C'est à ce moment-là qu'il appela les gardes qui avaient déjà servi ses projets, et qu'il leur donna de nouvelles instructions. Quelques jours passèrent, puis le vieil homme se rendit aux cachots.

Cornélius rentra dans sa chambre qu'il verrouilla de l'intérieur. Puis il souleva l'épais tapis qui s'étendait devant son lit, révélant ainsi une trappe. De ses doigts tremblants, il l'ouvrit et descendit les escaliers que la trappe avait jusque-là dissimulés.

Le château de Sainte-Odile comptait plusieurs prisons, mais Cornélius avait jugé préférable d'en construire une secrète, qui donnait aussi sur une autre sortie, en cas de siège.

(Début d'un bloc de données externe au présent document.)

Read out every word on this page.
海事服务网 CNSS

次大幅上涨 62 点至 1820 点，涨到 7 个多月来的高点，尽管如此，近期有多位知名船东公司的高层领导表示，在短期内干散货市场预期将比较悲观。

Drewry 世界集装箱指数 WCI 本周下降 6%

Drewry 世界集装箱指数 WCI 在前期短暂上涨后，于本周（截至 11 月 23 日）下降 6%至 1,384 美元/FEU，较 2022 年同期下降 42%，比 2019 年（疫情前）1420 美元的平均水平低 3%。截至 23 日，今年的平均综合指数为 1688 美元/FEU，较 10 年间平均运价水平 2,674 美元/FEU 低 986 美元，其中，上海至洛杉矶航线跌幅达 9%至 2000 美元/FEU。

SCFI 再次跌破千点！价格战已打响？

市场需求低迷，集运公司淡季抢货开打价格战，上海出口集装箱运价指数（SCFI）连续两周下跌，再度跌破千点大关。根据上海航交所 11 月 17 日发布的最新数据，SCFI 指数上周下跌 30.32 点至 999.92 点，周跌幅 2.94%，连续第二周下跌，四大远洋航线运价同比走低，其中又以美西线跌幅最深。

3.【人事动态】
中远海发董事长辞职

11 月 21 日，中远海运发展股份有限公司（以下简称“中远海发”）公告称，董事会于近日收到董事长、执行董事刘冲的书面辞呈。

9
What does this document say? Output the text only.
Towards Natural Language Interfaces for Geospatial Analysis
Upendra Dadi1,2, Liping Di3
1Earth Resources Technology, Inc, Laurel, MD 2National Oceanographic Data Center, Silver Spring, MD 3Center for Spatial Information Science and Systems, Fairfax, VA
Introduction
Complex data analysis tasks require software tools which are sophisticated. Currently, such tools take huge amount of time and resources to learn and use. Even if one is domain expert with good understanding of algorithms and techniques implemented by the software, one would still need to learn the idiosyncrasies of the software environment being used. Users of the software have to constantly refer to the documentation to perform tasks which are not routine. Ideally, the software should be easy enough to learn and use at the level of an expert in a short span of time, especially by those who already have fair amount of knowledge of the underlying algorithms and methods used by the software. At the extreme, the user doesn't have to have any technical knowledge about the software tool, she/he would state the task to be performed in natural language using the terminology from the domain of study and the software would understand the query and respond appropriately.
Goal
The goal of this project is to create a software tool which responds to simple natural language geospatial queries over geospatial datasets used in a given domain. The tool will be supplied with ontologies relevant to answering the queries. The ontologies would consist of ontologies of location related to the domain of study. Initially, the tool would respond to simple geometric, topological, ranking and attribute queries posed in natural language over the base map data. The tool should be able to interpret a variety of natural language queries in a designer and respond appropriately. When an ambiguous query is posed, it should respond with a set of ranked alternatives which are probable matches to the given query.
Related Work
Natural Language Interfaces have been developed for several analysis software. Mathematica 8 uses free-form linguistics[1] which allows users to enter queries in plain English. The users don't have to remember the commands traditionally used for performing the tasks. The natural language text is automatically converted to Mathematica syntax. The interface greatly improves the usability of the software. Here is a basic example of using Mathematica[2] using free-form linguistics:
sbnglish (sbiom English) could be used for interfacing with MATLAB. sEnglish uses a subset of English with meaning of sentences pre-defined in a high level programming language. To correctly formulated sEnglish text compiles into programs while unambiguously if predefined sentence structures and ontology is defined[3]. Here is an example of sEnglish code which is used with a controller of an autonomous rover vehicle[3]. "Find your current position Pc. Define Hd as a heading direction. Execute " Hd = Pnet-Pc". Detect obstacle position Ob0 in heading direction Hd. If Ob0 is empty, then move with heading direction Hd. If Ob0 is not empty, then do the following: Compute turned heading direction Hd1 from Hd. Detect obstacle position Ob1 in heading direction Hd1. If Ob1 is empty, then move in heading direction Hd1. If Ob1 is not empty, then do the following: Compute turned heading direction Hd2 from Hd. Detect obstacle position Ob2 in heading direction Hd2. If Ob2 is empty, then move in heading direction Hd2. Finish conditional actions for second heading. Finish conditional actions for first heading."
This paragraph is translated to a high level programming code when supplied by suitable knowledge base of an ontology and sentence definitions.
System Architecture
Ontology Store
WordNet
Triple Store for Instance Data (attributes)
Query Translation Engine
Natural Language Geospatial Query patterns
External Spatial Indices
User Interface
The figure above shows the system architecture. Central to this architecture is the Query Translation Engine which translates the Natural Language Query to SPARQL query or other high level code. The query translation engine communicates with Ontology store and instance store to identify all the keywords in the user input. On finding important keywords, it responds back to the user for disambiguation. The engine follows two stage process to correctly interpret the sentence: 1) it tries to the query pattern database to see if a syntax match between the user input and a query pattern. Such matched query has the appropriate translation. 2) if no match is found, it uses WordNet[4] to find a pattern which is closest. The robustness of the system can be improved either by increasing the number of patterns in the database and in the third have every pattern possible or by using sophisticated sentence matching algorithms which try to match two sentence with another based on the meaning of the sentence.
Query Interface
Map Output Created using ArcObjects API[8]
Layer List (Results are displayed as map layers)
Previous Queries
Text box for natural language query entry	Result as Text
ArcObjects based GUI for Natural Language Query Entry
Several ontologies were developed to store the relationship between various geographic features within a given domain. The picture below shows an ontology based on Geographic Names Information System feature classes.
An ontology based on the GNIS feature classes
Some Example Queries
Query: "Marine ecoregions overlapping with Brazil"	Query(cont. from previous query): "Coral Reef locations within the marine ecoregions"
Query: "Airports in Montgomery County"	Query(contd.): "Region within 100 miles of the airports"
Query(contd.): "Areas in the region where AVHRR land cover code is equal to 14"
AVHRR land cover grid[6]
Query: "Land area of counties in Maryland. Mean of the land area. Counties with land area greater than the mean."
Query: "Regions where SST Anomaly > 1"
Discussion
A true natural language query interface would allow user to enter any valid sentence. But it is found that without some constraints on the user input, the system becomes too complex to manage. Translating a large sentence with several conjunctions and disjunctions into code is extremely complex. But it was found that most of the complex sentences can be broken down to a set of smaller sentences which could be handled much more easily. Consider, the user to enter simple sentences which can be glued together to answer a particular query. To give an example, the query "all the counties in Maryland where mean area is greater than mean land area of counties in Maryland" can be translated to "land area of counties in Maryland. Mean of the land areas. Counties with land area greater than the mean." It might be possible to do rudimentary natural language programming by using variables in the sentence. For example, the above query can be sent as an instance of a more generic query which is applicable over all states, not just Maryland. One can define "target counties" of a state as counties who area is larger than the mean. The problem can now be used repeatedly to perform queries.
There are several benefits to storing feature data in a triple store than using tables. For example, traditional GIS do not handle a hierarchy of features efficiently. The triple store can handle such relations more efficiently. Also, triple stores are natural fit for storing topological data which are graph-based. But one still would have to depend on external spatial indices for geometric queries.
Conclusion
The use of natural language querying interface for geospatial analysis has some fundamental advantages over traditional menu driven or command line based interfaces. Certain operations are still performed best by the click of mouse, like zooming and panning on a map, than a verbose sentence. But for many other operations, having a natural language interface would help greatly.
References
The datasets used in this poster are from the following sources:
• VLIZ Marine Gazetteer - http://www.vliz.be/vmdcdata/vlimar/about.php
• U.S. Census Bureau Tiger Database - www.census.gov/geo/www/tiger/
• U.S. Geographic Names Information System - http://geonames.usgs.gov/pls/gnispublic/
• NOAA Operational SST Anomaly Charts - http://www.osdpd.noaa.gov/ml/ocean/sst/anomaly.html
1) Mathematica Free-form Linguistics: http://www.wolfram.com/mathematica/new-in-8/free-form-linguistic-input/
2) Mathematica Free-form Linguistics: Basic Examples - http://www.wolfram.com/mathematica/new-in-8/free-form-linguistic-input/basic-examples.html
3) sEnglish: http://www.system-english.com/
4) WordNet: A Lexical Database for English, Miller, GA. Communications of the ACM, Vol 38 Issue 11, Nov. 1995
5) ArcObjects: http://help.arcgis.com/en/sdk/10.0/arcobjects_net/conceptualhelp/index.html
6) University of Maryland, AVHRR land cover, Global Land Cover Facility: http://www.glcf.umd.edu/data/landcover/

Le vieillard dépassa les premières portes, et, à l'aide d'un flambeau accroché sur sa droite, à l'entrée du couloir, il parvint à une petite salle, pauvrement meublé. Il s'y trouvait un bureau, des feuillets, des livres rangés dans une étagère basse, un coffre rempli de quelques décoctions aux couleurs suspectes, c'est-à-dire toute l'âme secrète du vieillard. Pour manipuler son entourage, il s'était évertué à ce que personne ne le connût vraiment, afin que personne ne pût anticiper ses buts, deviner ses désirs. Et maintenant plus que jamais, même si les faiblesses de l'âge craquelaient l'aura de mystère qu'il s'était créé, si des mouvements brusques d'humeur toujours existants chez lui, auparavant mieux contrôlés, désormais visibles quand on dérangeait ses habitudes ou qu'on contredisait trop évidemment son point de vue, trahissaient sa véritable personnalité, maintenant plus que jamais, peut-être d'ailleurs parce qu'il sentait sans en comprendre la raison qu'on lui résistait et que l'on devinait mieux sa duplicité, l'intimité de son cabinet seulement préservé par un verrou ne le rassurait plus, il se claustrait dans cette pièce secrète, pour lire des écrits d'hommes au cœur semblable au sien qui partageaient au travers de la page leurs sentiments, leurs questionnements, ainsi que leurs propres moyens d'asseoir leur puissance. Entre autre ouvrages reposaient ici des mémoires d'un tyran très célèbre et très redouté à son époque, même s'il était désormais à peu près oublié, un essai tentant de comprendre ce qui différenciait les esprits faibles des quelques âmes supérieures, et un ensemble de réflexions sur une définition du pouvoir, de l'autorité, de la soumission. Ces quelques résumés donneront une idée non-exhaustive des livres rassemblées dans la petite pièce enfouie sous terre.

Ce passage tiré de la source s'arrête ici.